Без сомнения, именно таким рационалистом знают Фрейда по его научным трудам (и не только по ним), где он – с философским или подчеркнуто антифилософским уклоном, это не имеет значения – в отличие от других авторов приходит к рациональным выводам, которые он умеет отделять от выводов чисто психологических. Лично он предпочел бы подходить сугубо рационалистически к положениям, выходящим за рамки точных определений, или же, пожав плечами, не обращать на них особого внимания.
Учение Фрейда требует от нас только одного: чтобы мы были чуть терпеливее и сдерживали нашу жажду познания, чтобы мы, не считаясь с собой, сохраняли ту же честность мысли, которую нам удалось столь успешно усвоить применительно к вещам внешнего мира. Мы можем со спокойной совестью признаться – Фрейд ведет нас к самому низу вещей! Но сперва следует признать и то, что вводит нас на равных в целостность бытия, не интересуясь при этом, чем и как мы на фоне данной целостности выделяемся. Что до тормозящего воздействия, все усиливающегося в процессе становления культуры нашего сознания, то оно представляет собой нелепейший из всех «сословных предрассудков», охотно предпочитающий общей для всей целостности исходной почве вымышленные воздушные замки, надеясь обрести в них спасение. В этой крайне щекотливой, ставшей из-за нашей заносчивости болезненной и сверхчувствительной ситуации не в состоянии ничего изменить даже наши высокоразвитые мыслительные способности. Изменить может только революция в мышлении, когда познание уступает место признанию.
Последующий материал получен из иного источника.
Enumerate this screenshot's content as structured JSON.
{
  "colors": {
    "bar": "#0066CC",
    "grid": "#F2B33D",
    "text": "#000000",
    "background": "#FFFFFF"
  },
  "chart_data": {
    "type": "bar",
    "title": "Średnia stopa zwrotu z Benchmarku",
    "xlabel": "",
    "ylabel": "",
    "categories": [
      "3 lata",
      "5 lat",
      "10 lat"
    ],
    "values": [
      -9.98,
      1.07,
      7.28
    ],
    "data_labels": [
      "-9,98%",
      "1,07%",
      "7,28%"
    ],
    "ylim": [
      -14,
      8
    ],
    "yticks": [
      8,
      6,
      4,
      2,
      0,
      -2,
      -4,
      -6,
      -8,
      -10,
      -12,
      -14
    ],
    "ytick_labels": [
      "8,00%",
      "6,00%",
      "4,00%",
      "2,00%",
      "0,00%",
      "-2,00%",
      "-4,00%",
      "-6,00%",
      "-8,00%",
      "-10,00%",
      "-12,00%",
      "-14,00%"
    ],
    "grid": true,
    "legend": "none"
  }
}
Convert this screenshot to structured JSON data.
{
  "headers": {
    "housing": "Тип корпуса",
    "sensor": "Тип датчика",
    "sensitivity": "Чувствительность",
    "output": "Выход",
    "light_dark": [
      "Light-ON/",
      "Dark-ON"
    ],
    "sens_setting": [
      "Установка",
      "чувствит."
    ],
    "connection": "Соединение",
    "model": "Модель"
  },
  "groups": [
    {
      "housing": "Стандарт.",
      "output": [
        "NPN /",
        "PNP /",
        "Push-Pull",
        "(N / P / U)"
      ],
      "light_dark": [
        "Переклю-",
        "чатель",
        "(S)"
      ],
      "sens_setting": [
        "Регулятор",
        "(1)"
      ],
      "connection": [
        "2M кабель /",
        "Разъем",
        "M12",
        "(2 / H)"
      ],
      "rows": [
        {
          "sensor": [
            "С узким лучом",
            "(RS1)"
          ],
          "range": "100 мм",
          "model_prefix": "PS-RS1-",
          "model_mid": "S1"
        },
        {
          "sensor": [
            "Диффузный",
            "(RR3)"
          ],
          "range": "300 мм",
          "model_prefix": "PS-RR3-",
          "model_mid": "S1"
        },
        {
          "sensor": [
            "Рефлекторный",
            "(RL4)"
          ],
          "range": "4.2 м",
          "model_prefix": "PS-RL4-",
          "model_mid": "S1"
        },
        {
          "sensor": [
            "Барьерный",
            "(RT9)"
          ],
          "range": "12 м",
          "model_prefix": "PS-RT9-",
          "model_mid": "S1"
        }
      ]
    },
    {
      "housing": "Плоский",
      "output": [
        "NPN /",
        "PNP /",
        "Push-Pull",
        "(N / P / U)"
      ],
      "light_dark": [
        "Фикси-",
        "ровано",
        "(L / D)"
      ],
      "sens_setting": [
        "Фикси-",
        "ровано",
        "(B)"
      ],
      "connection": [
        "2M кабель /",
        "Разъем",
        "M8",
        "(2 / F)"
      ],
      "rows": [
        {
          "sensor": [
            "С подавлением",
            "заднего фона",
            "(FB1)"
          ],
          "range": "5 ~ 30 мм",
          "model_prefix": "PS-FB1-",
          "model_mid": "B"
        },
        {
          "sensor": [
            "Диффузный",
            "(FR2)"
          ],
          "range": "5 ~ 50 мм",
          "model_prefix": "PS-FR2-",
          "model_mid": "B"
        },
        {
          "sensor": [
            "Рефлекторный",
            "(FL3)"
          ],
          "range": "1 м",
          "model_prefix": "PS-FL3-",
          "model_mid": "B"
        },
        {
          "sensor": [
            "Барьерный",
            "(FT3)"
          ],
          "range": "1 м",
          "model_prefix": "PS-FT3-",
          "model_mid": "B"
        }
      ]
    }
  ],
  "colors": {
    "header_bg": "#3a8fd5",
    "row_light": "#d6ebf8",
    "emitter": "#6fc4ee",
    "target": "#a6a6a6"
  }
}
Я оказалась в рядах психоаналитического движения, когда внутри него начали происходить грандиозные расколы, на знаменах которых значилось: «Адлер» и «Юнг»37. Фрейд как отец-основатель великой теории был категорически непримирим с раскольниками. Тем удивительней для меня была его благодушная терпимость к моему полемическому задору. Правда, он хорошо помнил, что я никогда не предавала его. Ему нравилось, что я дополняю его «анализ своим русским синтезом».